Depois de fazer duras críticas ao PMDB, o senador Jarbas Vasconcelos (PMDB-PE) foi destituído da CCJ (Comissão de Constituição e Justiça) do Senado pelo líder do partido na Casa, senador Renan Calheiros (PMDB-AL).

A substituição de Jarbas pelo senador Francisco Dornelles (PP-RJ), que vai ocupar sua vaga na CCJ, é uma retaliação da legenda às críticas de Jarbas ao PMDB feitas à revista “Veja”. O senador chegou a afirmar que o PMDB é um “partido sem bandeiras, sem propostas nem norte” e a maioria dos seus integrantes “quer mesmo é a corrupção”.

 

Oficialmente, Renan sustenta que Jarbas será retirado na comissão porque não encaminhou ao partido o pedido para integrar a CCJ –ao contrário do senador do PP. Renan estaria priorizando os parlamentares que solicitaram à liderança vagas nas comissões permanentes da Casa.

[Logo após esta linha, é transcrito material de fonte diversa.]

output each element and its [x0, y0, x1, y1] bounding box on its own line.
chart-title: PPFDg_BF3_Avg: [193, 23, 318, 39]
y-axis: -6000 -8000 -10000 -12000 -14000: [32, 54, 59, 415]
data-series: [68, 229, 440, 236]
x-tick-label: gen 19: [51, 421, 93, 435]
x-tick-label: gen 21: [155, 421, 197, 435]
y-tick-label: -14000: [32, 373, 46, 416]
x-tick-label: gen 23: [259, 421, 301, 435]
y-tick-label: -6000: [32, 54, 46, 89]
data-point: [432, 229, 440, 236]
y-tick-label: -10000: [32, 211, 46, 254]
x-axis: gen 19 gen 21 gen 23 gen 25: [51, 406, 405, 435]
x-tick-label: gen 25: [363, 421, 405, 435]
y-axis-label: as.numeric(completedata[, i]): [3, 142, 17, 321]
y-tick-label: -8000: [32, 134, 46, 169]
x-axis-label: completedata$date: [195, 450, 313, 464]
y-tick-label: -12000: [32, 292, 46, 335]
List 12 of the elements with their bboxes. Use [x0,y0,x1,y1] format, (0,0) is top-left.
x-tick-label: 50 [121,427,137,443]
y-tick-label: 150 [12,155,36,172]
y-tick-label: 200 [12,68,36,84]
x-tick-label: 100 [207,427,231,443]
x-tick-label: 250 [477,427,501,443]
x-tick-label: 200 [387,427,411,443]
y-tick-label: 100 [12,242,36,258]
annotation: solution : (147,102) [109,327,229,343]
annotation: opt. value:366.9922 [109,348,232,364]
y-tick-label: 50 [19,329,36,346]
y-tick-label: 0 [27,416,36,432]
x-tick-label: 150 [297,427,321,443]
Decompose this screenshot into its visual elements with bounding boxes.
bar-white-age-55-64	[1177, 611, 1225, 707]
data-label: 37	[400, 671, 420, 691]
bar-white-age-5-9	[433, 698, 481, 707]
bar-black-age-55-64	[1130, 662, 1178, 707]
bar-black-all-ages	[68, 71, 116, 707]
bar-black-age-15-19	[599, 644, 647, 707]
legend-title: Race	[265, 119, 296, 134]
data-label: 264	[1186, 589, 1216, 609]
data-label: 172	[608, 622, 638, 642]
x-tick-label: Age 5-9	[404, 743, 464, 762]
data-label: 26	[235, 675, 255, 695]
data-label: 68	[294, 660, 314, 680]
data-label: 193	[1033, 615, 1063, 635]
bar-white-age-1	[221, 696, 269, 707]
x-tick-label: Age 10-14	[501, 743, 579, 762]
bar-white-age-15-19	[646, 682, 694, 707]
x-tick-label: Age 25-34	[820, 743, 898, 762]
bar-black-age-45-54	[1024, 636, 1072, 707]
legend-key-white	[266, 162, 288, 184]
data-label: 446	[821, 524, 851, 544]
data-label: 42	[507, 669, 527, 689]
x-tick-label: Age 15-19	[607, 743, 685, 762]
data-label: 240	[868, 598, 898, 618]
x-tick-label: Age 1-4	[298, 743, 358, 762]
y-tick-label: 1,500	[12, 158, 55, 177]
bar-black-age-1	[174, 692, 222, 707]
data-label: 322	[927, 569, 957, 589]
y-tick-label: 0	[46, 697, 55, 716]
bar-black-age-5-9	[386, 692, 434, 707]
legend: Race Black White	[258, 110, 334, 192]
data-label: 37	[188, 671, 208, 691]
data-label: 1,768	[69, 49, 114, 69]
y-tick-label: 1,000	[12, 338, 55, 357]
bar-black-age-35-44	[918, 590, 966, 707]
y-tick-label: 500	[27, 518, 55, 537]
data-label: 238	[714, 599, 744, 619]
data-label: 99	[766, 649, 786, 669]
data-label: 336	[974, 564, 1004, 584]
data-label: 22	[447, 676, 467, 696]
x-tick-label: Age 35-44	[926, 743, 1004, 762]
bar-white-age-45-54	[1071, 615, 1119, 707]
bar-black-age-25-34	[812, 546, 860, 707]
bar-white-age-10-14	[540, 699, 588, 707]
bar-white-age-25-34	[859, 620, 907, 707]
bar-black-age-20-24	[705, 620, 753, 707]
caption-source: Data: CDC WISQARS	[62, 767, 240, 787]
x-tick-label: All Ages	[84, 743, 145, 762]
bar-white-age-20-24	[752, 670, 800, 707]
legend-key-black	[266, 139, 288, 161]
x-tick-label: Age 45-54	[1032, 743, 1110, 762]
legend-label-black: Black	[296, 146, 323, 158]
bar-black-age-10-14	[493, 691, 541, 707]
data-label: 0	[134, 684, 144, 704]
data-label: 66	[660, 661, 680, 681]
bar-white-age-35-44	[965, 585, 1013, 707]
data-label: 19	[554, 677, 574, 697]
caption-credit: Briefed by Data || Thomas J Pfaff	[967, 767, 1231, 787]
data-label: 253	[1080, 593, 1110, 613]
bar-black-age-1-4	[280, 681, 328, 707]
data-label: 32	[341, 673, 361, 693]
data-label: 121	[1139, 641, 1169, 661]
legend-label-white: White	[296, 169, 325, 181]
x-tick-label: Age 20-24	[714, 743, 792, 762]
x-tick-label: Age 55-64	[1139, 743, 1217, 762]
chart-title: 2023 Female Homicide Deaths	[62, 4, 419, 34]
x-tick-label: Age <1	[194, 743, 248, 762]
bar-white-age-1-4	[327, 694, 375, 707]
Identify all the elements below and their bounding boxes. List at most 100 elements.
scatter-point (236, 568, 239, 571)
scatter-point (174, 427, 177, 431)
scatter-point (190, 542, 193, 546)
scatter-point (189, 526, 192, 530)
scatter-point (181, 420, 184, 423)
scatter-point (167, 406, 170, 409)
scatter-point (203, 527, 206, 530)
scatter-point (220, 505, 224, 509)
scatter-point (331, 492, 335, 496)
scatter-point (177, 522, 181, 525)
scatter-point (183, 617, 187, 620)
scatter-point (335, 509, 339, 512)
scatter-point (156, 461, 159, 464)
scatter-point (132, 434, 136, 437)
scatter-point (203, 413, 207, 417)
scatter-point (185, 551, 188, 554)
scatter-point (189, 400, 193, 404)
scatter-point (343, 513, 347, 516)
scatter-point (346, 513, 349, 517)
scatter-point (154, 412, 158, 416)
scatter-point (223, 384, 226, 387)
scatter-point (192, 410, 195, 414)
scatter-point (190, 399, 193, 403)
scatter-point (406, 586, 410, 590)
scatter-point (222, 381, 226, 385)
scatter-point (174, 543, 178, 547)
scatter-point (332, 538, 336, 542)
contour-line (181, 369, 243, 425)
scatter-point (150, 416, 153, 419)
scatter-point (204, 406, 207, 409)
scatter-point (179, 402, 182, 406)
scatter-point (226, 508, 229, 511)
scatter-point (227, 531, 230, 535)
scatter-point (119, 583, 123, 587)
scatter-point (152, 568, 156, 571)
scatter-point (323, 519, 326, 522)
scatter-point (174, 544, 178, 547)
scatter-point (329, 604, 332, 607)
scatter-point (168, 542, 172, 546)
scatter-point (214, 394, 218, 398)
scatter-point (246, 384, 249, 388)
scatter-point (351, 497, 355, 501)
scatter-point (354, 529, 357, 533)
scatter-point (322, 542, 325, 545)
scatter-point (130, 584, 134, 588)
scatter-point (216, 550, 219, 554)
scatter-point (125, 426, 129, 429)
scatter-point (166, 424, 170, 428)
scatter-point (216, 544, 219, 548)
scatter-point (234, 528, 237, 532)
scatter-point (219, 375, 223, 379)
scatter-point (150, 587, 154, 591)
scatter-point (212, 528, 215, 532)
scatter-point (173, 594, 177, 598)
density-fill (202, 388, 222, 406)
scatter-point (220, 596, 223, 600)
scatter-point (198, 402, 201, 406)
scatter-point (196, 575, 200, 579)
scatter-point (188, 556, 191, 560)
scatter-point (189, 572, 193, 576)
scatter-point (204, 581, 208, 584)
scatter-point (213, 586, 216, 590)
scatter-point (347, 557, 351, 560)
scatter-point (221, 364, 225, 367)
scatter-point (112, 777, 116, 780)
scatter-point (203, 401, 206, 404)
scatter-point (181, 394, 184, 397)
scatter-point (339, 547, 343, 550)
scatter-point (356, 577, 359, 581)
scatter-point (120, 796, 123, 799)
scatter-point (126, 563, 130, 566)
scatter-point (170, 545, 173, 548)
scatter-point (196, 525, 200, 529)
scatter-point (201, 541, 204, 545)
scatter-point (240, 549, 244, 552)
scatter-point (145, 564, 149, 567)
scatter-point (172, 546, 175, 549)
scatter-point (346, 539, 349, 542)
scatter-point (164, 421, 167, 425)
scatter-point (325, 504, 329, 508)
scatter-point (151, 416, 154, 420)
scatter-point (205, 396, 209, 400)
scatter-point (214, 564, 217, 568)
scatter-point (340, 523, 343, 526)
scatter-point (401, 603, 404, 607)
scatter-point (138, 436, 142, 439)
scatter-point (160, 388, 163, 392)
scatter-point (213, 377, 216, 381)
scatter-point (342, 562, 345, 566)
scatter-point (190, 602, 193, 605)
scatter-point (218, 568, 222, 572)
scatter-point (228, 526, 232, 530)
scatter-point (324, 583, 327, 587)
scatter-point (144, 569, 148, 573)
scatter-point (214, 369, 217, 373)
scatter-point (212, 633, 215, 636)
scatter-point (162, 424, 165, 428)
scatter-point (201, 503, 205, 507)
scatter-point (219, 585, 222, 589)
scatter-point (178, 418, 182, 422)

Nos bastidores, porém, Renan admite a interlocutores que não vai manter na CCJ um senador que votará contra os interesses do partido na comissão. Renan considera Jarbas “desagregador” dentro do partido pelas suas posições mais afinadas com as legendas de oposição, como o DEM e o PSDB.

No final de 2007, o senador Pedro Simon (PMDB-RS) chegou a ser destituído da CCJ depois que anunciou seu voto contrário à manutenção da hoje extinta CPMF (Contribuição Provisória sobre Movimentação Financeira).

Na época, o então líder do PMDB no Senado, Valdir Raupp (RO), também ameaçou tirar Jarbas da comissão –mas voltou atrás depois da repercussão negativa do caso.

Discurso

Além de criticar o PMDB em entrevista à revista “Veja”, na semana passada, Jarbas promete ocupar hoje a tribuna do Senado para fazer um discurso contrário à corrupção.

O senador disse que não vai citar nomes nem mencionar casos específicos apontados como exemplos de corrupção e nomeações indevidas pelo PMDB. O objetivo do parlamentar, segundo ele, é advertir a legenda sobre suas posições políticas.

“É preciso fazer uma reforma política urgente para tentar resolver tudo”, disse ele. “Se a reforma for fatiada não resolve. É necessário definir critérios para fidelidade partidária, sem janela, e cláusula partidária.”

Jarbas também prepara um projeto de lei que impede que partidos políticos indiquem nomes para o cargo de diretor financeiro de estatais. O peemedebista disse que sua proposta inclui ainda a necessidade de que o cargo seja ocupado por funcionários de carreira que serão submetidos antes de assumirem as funções à sabatina no Senado.